Pockets of affordability emerge
The bank’s gauge of affordability is the percentage of income required for a monthly mortgage payment on a median-priced home, assuming a 25-year amortization and a five-year term.
In Calgary, which has been hit hard by the dramatic drop in oil prices, the the mortgage payment stood at 28.2 per cent of income for the first quarter of this year. That was off by 0.7 percentage points from the last quarter of 2015, and down by 2.2 percentage points from the first three months of last year, the bank said.
‘Montreal homes have become the most affordable in a decade’– National Bank
In Montreal, the first quarter drop was 0.5 percentage points from the end of last year, the same decline seen in the Ottawa-Gatineau area.
“Montreal homes have become the most affordable in a decade,” National Bank economists Matthieu Arsenau and Kyle Dahms said in their report.

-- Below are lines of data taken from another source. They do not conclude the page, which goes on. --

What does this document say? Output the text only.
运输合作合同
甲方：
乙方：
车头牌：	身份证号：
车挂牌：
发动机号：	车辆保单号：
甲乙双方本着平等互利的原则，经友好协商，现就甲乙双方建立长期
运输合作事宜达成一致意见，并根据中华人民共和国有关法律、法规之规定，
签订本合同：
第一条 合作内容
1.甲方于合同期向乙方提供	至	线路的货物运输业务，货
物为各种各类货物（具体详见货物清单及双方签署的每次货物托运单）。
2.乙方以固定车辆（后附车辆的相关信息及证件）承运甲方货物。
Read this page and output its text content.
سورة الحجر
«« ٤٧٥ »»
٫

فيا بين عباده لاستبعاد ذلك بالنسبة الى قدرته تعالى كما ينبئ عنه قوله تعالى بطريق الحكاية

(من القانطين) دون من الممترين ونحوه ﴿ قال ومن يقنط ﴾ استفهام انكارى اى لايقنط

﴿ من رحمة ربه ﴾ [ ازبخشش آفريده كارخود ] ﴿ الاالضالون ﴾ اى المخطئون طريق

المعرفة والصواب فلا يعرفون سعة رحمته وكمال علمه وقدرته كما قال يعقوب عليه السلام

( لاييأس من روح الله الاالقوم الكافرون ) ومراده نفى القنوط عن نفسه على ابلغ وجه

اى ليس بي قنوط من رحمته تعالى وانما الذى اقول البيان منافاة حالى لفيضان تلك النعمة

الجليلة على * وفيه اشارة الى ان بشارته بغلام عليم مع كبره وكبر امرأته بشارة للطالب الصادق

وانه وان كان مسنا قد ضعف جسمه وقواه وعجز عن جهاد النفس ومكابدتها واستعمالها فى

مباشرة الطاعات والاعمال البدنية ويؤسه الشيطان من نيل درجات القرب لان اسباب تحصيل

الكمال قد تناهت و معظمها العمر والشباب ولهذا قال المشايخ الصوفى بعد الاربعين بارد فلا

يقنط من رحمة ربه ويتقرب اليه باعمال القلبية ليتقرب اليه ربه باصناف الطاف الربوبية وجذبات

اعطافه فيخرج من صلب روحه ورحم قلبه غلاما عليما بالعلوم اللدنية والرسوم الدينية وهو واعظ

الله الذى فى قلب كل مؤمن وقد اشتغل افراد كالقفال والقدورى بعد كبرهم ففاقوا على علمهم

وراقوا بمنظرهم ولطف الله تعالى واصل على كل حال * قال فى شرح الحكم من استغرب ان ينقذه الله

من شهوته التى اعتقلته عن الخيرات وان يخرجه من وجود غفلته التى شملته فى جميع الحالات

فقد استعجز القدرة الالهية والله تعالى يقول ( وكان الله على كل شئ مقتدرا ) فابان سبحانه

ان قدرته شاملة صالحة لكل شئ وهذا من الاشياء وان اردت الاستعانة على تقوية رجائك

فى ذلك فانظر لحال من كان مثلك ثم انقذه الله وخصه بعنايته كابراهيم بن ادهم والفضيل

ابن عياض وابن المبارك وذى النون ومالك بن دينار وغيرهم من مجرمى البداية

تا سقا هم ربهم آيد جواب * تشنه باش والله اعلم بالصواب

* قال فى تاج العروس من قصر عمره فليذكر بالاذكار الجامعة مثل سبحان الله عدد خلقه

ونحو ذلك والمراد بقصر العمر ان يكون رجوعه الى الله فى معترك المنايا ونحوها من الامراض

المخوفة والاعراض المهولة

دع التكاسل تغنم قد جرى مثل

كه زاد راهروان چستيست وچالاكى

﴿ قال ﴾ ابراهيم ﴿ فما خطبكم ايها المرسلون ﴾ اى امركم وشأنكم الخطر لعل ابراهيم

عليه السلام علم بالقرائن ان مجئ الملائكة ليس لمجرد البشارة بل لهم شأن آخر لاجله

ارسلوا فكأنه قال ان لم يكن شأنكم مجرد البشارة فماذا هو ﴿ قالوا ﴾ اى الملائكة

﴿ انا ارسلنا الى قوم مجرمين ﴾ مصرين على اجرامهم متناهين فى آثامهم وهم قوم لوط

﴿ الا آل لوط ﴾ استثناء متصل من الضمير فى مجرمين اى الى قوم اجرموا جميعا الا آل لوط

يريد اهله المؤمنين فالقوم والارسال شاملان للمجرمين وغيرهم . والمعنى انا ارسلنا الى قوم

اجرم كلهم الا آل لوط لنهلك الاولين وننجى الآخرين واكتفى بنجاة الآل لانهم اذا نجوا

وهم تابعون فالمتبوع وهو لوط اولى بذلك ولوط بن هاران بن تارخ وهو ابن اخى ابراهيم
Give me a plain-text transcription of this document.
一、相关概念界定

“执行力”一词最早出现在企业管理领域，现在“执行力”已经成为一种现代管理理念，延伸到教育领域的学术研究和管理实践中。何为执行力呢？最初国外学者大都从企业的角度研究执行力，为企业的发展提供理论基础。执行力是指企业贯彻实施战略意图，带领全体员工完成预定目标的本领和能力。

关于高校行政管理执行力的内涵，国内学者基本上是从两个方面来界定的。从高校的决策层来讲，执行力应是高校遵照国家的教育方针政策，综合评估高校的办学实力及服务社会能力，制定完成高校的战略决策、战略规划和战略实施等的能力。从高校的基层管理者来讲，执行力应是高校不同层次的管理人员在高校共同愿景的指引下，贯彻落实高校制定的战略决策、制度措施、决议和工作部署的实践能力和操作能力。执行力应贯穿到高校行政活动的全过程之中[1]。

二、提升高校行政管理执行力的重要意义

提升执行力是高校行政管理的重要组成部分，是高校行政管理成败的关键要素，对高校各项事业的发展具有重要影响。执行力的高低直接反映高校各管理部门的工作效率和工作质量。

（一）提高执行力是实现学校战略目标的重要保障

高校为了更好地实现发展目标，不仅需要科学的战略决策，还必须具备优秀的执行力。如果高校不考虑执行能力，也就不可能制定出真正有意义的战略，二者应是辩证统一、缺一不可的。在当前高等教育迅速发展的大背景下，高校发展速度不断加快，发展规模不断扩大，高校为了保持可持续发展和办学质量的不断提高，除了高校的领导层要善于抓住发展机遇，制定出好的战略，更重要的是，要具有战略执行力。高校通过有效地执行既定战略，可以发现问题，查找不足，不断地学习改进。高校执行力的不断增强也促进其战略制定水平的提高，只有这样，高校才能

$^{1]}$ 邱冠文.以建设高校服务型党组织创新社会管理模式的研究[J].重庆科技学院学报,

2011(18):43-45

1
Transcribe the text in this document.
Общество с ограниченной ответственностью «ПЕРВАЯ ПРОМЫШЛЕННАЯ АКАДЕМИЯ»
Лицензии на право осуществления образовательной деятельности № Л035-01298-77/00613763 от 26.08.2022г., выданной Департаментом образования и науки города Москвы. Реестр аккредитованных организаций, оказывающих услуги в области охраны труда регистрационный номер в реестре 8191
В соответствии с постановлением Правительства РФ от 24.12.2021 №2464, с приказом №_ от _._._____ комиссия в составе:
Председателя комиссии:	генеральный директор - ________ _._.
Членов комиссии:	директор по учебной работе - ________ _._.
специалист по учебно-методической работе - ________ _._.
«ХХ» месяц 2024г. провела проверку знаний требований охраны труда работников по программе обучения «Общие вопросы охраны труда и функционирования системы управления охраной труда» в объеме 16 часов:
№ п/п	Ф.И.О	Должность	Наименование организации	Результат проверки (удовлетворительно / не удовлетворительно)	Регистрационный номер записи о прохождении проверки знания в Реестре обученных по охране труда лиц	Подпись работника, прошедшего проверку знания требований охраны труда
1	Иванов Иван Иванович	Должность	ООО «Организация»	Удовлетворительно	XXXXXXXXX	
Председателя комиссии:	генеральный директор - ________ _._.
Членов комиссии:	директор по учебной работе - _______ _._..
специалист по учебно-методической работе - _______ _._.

They also said Calgary’s percentage of income needed for a monthly payment is now at a record low.
Nationally, the portion of income increased by 0.1 percentage points to 31 per cent in the first three months of the year, the bank said. That followed a increase of 0.8 percentage points in the last three months of 2015.
Meanwhile, Vancouver and Toronto continue to see soaring prices, and eroding afforability, the bank said.